A practical approach is to learn about the duties and taxes of the country you’ll visit. Cigarettes and alcohol may be prized items (such as in the Scandinavian countries and Japan), and you can purchase them duty-free at an airport shop as you depart.
Photo books of national parks or your home city make nice gifts if you’re going to be a house guest or honored at a party. Sets of linen napkins are welcome in lands where tea is a daily tradition. Paper products--including an assortment of cards and gift wrap--have proved a hit in South American cities. Browse the endless gadgetry of a Brookstone shop if you’re stumped for ideas. That’s where I bought a dibble for a chap who did not have one.
If you are visiting Americans abroad, think what they are missing. I brought tears to the eyes of a friend stationed in England by carrying cans of chili peppers and a hot-off-the-press recipe collection called “The Salsa Book” by Jacqueline Higuera McMahan.
Buttons and Badges
Buttons, badges and T-shirts are popular, and the more timely the better. I had an extra sky-blue Expo 86 lapel button from a preview of the fairgrounds in Vancouver. I gave it to an Aussie who admired the one I wore.

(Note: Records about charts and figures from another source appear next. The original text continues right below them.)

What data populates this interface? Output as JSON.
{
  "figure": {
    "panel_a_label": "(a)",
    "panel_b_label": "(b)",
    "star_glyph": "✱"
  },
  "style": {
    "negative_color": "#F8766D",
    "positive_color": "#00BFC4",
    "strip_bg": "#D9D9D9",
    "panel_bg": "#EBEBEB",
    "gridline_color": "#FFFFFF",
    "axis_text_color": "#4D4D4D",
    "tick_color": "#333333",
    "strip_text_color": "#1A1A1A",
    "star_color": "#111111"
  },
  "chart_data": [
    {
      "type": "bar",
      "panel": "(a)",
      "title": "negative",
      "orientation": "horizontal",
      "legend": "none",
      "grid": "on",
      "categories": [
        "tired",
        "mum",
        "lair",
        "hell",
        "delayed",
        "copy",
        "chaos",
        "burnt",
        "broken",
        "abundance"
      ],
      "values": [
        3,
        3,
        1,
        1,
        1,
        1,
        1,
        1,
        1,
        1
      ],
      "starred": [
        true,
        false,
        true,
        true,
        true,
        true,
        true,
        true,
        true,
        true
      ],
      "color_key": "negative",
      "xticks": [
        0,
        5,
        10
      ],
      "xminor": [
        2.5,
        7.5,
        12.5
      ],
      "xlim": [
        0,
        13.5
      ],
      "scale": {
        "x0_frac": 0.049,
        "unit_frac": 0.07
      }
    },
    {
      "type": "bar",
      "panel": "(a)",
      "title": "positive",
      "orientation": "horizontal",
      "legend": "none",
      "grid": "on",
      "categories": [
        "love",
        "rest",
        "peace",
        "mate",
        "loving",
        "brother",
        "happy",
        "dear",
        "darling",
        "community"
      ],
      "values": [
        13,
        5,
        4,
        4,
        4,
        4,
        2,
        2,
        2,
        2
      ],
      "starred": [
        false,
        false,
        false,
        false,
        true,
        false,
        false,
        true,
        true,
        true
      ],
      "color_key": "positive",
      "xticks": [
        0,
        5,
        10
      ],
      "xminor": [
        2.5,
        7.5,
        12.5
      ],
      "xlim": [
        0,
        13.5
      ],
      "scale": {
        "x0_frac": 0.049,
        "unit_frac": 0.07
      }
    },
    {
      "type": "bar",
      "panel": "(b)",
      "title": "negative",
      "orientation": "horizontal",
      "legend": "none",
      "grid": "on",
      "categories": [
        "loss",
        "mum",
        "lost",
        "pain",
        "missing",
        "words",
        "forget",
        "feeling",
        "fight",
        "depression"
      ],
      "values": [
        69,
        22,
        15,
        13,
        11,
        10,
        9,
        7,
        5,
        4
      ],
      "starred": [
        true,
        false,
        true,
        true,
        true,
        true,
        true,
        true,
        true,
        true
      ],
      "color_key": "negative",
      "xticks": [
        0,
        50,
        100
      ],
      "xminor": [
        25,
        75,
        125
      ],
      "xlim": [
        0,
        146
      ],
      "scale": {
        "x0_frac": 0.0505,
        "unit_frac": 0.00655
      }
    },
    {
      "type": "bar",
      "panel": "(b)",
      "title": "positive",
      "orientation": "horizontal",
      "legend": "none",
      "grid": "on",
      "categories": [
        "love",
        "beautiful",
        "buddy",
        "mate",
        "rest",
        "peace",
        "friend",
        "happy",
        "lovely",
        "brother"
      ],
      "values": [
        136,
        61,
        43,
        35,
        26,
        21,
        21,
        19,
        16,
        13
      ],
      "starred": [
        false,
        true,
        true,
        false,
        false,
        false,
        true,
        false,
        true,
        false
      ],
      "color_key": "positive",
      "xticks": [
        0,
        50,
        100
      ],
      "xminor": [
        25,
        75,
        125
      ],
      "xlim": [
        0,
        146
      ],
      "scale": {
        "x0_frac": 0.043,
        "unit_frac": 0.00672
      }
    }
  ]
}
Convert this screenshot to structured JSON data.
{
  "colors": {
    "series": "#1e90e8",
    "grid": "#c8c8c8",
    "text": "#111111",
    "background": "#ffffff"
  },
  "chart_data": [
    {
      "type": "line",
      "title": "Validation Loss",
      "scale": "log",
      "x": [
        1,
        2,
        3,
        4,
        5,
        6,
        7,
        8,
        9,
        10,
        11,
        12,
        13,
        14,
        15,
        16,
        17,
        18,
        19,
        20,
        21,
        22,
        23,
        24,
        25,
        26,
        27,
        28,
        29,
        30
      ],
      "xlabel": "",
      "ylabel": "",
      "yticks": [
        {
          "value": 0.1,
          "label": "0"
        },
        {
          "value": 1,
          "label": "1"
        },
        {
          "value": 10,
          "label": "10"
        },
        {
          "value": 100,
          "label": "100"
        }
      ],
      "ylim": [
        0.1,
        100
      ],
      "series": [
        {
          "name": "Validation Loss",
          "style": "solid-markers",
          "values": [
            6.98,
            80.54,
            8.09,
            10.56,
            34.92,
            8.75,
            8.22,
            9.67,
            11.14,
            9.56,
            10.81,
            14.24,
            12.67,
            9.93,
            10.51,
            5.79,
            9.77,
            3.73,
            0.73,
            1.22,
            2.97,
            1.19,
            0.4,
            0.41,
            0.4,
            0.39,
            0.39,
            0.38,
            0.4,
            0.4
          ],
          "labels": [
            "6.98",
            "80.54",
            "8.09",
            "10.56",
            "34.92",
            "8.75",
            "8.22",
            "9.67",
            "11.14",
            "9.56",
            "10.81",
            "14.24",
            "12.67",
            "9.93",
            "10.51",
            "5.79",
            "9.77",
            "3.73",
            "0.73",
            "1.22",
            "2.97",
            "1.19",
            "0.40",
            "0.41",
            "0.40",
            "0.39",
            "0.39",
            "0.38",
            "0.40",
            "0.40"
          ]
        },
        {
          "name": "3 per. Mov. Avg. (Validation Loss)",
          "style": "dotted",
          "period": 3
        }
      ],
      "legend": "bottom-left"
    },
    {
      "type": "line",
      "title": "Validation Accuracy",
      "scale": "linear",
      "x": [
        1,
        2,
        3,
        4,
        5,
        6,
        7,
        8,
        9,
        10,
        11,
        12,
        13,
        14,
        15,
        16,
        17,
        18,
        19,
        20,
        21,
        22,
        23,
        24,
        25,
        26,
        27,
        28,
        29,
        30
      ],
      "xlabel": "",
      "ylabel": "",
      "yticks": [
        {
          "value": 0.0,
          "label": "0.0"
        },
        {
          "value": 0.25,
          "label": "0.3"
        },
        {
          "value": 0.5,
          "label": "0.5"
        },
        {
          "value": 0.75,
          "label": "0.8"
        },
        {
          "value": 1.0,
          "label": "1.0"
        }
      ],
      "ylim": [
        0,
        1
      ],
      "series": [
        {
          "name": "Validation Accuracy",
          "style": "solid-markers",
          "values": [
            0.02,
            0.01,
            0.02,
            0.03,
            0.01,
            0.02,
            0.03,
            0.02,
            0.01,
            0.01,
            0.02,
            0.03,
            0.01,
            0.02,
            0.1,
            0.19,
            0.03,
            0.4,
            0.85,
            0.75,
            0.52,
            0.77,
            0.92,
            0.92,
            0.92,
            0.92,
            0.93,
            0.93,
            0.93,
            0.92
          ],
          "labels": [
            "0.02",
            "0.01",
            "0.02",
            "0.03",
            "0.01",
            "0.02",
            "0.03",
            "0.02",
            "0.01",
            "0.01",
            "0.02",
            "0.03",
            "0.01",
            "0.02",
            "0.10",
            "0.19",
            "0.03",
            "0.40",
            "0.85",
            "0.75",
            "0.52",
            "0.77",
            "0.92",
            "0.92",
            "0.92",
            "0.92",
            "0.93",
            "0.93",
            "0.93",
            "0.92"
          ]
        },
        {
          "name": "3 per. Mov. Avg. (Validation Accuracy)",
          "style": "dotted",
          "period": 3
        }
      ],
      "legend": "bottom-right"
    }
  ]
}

My current favorite travel gifts are brightly colored, enamel pins commemorating the 70th birthday of the San Diego Zoo. They come six for $12 at the Zoo’s gift shop--or you can get a different one free (while they last) with admission during the six-month celebration. Hugging the No. 70 are a koala, tiger, giraffe, flamingo, toucan or black mamba.
I have pinned an assortment of these inside my tote bag to share with old friends and new. Children like to pick a creature.
Travel gifts are welcome in the graduation season. I know a woman who, last May at 82, offered her granddaughter a week’s cruise in the Caribbean. The only catch was that grandmother would go along. Though she had traveled a lot in this country, it meant getting her first passport.
Both reported having fun. The graduate learned to scuba dive and spent hours by the pool with young travelers. The grandmother learned new dance steps and spent hours at the bridge table and at lectures.
This week she phoned in high glee: “Now that I have a passport, I’ve booked a summer trip to Hawaii.”
I would not dream of mentioning statehood.